Другое дело, что детство чаще всего не может объяснить, что и как оно чувствует, — но чувствует, без сомнения. И в этом заключено равноправие детства с остальными частями всякой жизни.
Малый человек не может толково объяснить, что он чувствует, не может объяснить свои волнения, ему не хватает умения поведать о страданиях своих.
Но он чувствует, волнуется, спорит.
Не все понимая, он всему внимает, все пробует. И растет.
2
Улица перед нашим домом до войны, да и до ее середины, войны то есть, была самая что ни на есть проселочная, хотя ведь жили мы в городе.

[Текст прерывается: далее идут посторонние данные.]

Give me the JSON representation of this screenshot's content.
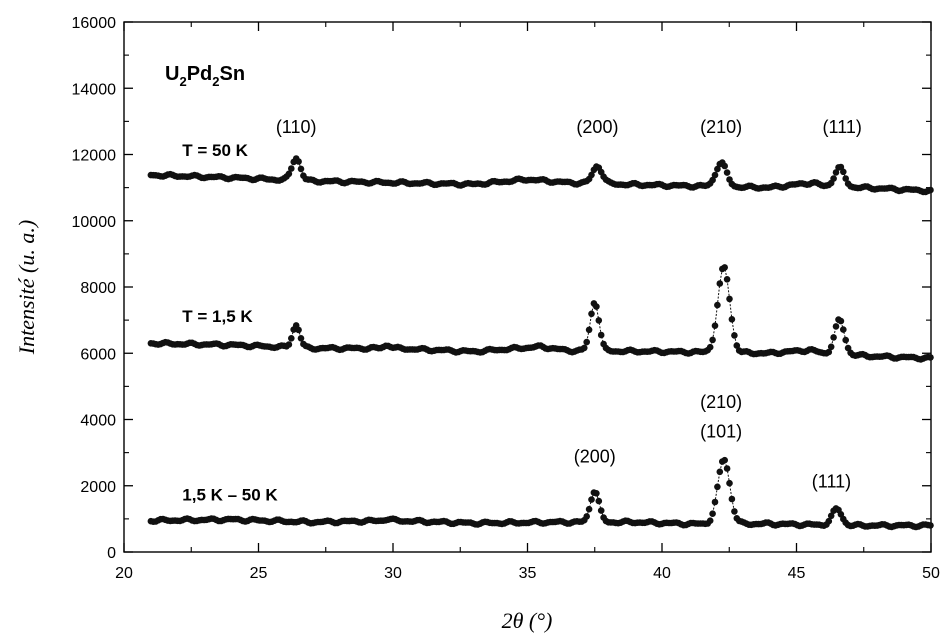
{
  "chart_data": {
    "type": "scatter",
    "title": "",
    "compound": {
      "main": "U",
      "sub1": "2",
      "mid": "Pd",
      "sub2": "2",
      "end": "Sn"
    },
    "xlabel": "2θ (°)",
    "ylabel": "Intensité (u. a.)",
    "xlim": [
      20,
      50
    ],
    "ylim": [
      0,
      16000
    ],
    "xticks": [
      20,
      25,
      30,
      35,
      40,
      45,
      50
    ],
    "yticks": [
      0,
      2000,
      4000,
      6000,
      8000,
      10000,
      12000,
      14000,
      16000
    ],
    "grid": false,
    "marker_color": "#111111",
    "series": [
      {
        "name": "T = 50 K",
        "baseline": [
          [
            21,
            11380
          ],
          [
            24,
            11300
          ],
          [
            27,
            11200
          ],
          [
            30,
            11150
          ],
          [
            33,
            11100
          ],
          [
            35,
            11250
          ],
          [
            36.5,
            11150
          ],
          [
            38.5,
            11100
          ],
          [
            41,
            11050
          ],
          [
            44,
            11000
          ],
          [
            45.6,
            11150
          ],
          [
            46,
            11050
          ],
          [
            48,
            10980
          ],
          [
            50,
            10900
          ]
        ],
        "peaks": [
          [
            26.4,
            11900,
            0.16
          ],
          [
            37.6,
            11650,
            0.18
          ],
          [
            42.2,
            11750,
            0.2
          ],
          [
            46.6,
            11600,
            0.18
          ]
        ]
      },
      {
        "name": "T = 1,5 K",
        "baseline": [
          [
            21,
            6300
          ],
          [
            24,
            6250
          ],
          [
            27,
            6150
          ],
          [
            30,
            6150
          ],
          [
            33,
            6050
          ],
          [
            35.5,
            6200
          ],
          [
            36.5,
            6080
          ],
          [
            40,
            6050
          ],
          [
            44,
            6000
          ],
          [
            45.5,
            6100
          ],
          [
            46,
            6000
          ],
          [
            48,
            5900
          ],
          [
            50,
            5850
          ]
        ],
        "peaks": [
          [
            26.4,
            6850,
            0.14
          ],
          [
            29.8,
            6250,
            0.12
          ],
          [
            37.5,
            7550,
            0.16
          ],
          [
            42.3,
            8600,
            0.22
          ],
          [
            46.6,
            7000,
            0.18
          ]
        ]
      },
      {
        "name": "1,5 K – 50 K",
        "baseline": [
          [
            21,
            950
          ],
          [
            24,
            980
          ],
          [
            27,
            900
          ],
          [
            30,
            950
          ],
          [
            33,
            870
          ],
          [
            36,
            900
          ],
          [
            39,
            900
          ],
          [
            41,
            850
          ],
          [
            44,
            850
          ],
          [
            47,
            800
          ],
          [
            50,
            800
          ]
        ],
        "peaks": [
          [
            29.8,
            1000,
            0.12
          ],
          [
            37.5,
            1850,
            0.16
          ],
          [
            42.3,
            2800,
            0.22
          ],
          [
            46.5,
            1300,
            0.18
          ]
        ]
      }
    ],
    "annotations": [
      {
        "text": "(110)",
        "x": 26.4,
        "y": 12650
      },
      {
        "text": "(200)",
        "x": 37.6,
        "y": 12650
      },
      {
        "text": "(210)",
        "x": 42.2,
        "y": 12650
      },
      {
        "text": "(111)",
        "x": 46.7,
        "y": 12650
      },
      {
        "text": "(210)",
        "x": 42.2,
        "y": 4350
      },
      {
        "text": "(101)",
        "x": 42.2,
        "y": 3450
      },
      {
        "text": "(200)",
        "x": 37.5,
        "y": 2700
      },
      {
        "text": "(111)",
        "x": 46.3,
        "y": 1950
      }
    ],
    "series_labels": [
      {
        "text": "T = 50 K",
        "x": 21.2,
        "y": 11950
      },
      {
        "text": "T = 1,5 K",
        "x": 21.2,
        "y": 6950
      },
      {
        "text": "1,5 K – 50 K",
        "x": 21.2,
        "y": 1550
      }
    ]
  }
}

Что такое проселочная дорога? Точнее всего, такие дороги надо бы назвать междусёлочные. Между деревень, между сёл, вообще между незначительными поселениями просто по земле ездят люди на машинах, а чаще на обыкновенных телегах, запряженных лошадьми, и когда но многу раз едут одним и тем же путем, образуется колея, протоптанный, прокатанный много раз один и тот же путь, этакое углубление, по которому движутся колеса всякого транспорта, и когда колея спускается в низину, а там скапливается вода, образуются колдобины, где и застрять нетрудно.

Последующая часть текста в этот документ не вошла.